The trick here is to apply rules of logs before substituting in the given values for log a, log b, log c, and so on.

Part D involves multiplication. What is the log of E * F, in terms of log E and log F?

What is\[\ln c ^{-2}\]

Answer 14

in terms of ln c?

Answer 15

Which rule of logs applies to division? How would you simplify \[\ln \frac{ P }{ Q }?\]

Answer 16

Hope this helps you to get back on track.

Answer 17

.04?

Answer 18

I've asked a lot of questions. Which one were you answering here?

Answer 19

The lnc^-2

Answer 20

Actually, Brandon, I'd wanted y ou to use rules of logs FIRST, and only after having simplified ln c^(-2) as far as possible, substitute ln c = 5. Mind doing that now?

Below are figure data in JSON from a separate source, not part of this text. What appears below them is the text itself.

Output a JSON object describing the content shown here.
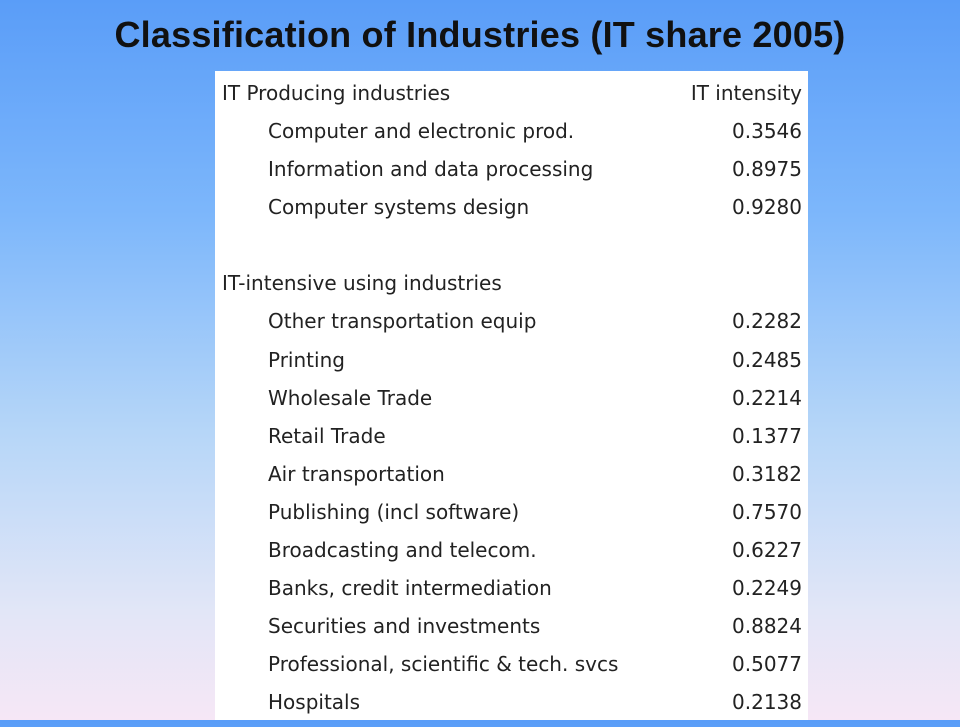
{
  "title": "Classification of Industries (IT share 2005)",
  "table": {
    "header_category": "IT Producing industries",
    "header_value": "IT intensity",
    "producing": [
      {
        "name": "Computer and electronic prod.",
        "value": "0.3546"
      },
      {
        "name": "Information and data processing",
        "value": "0.8975"
      },
      {
        "name": "Computer systems design",
        "value": "0.9280"
      }
    ],
    "using_heading": "IT-intensive using industries",
    "using": [
      {
        "name": "Other transportation equip",
        "value": "0.2282"
      },
      {
        "name": "Printing",
        "value": "0.2485"
      },
      {
        "name": "Wholesale Trade",
        "value": "0.2214"
      },
      {
        "name": "Retail Trade",
        "value": "0.1377"
      },
      {
        "name": "Air transportation",
        "value": "0.3182"
      },
      {
        "name": "Publishing (incl software)",
        "value": "0.7570"
      },
      {
        "name": "Broadcasting and telecom.",
        "value": "0.6227"
      },
      {
        "name": "Banks, credit intermediation",
        "value": "0.2249"
      },
      {
        "name": "Securities and investments",
        "value": "0.8824"
      },
      {
        "name": "Professional, scientific & tech. svcs",
        "value": "0.5077"
      },
      {
        "name": "Hospitals",
        "value": "0.2138"
      }
    ]
  }
}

Using rules of logs, simplify ln c^(-2)

Answer 21

Brandon?

Answer 22

I am having a little trouble, most of this is new to me

Answer 23

do you have access to a list of rules of logarithms? If not, good idea to make one up.

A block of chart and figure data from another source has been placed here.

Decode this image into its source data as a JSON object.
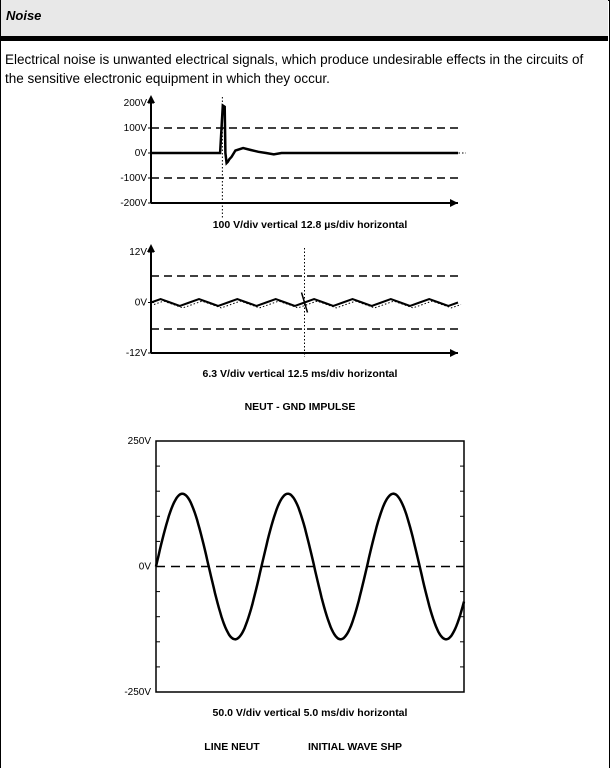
{
  "section": {
    "title": "Noise",
    "body": "Electrical noise is unwanted electrical signals, which produce undesirable effects in the circuits of the sensitive electronic equipment in which they occur."
  },
  "chart_data": [
    {
      "type": "line",
      "y_ticks": [
        "200V",
        "100V",
        "0V",
        "-100V",
        "-200V"
      ],
      "ylim": [
        -200,
        200
      ],
      "caption": "100 V/div vertical 12.8 µs/div horizontal",
      "series": [
        {
          "x": [
            0,
            0.9,
            0.935,
            0.96,
            0.97,
            0.985,
            1.0,
            1.02,
            1.05,
            1.1,
            1.2,
            1.3,
            1.4,
            1.5,
            1.6,
            1.7,
            2.0,
            4.0
          ],
          "values": [
            0,
            0,
            190,
            185,
            0,
            -40,
            -35,
            -25,
            -15,
            10,
            20,
            12,
            5,
            0,
            -5,
            0,
            0,
            0
          ]
        }
      ]
    },
    {
      "type": "line",
      "y_ticks": [
        "12V",
        "0V",
        "-12V"
      ],
      "ylim": [
        -12,
        12
      ],
      "caption": "6.3 V/div vertical 12.5 ms/div horizontal",
      "subtitle": "NEUT - GND IMPULSE",
      "series": [
        {
          "x": [
            0,
            0.25,
            0.5,
            0.75,
            1,
            1.25,
            1.5,
            1.75,
            2,
            2.25,
            2.5,
            2.75,
            3,
            3.25,
            3.5,
            3.75,
            4,
            4.25,
            4.5,
            4.75,
            5,
            5.25,
            5.5,
            5.75,
            6,
            6.25,
            6.5,
            6.75,
            7,
            7.25,
            7.5,
            7.75,
            8
          ],
          "values": [
            0,
            0.8,
            0,
            -0.8,
            0,
            0.8,
            0,
            -0.8,
            0,
            0.8,
            0,
            -0.8,
            0,
            0.8,
            0,
            -0.8,
            0,
            0.8,
            0,
            -0.8,
            0,
            0.8,
            0,
            -0.8,
            0,
            0.8,
            0,
            -0.8,
            0,
            0.8,
            0,
            -0.8,
            0
          ]
        }
      ]
    },
    {
      "type": "line",
      "y_ticks": [
        "250V",
        "0V",
        "-250V"
      ],
      "ylim": [
        -250,
        250
      ],
      "caption": "50.0 V/div vertical 5.0 ms/div horizontal",
      "footer_labels": [
        "LINE NEUT",
        "INITIAL WAVE SHP"
      ],
      "series": [
        {
          "cycles": 2.92,
          "amplitude": 145
        }
      ]
    }
  ]
}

You are to simplify \[\ln c ^{-2}\]

Answer 24

The rule for simplifying powers of c is as follows:

Answer 25

\[\ln c^d=d*\ln c\]

Answer 26

Following this rule, simplify:\[\ln c ^{-2}\]

Answer 27

Brandon, what's the value of "d" in this problem?

Answer 28

-2?

Answer 29

-2 * lnc

Answer 30

That's right! Now, go back to the original problem. It tells us that ln c is what?

Please write ln c, not lnc.

ln c = ?

Answer 31

5

Answer 32

Right. Therefore, \[\ln c ^{-2},when \ln.c=5, is -2 (5)=?\]

Answer 33

-10

Answer 34

oh so it is not 5^-2

Answer 35

That's a part that was confusing me

Answer 36

-10 is correct. 5^-2 is not.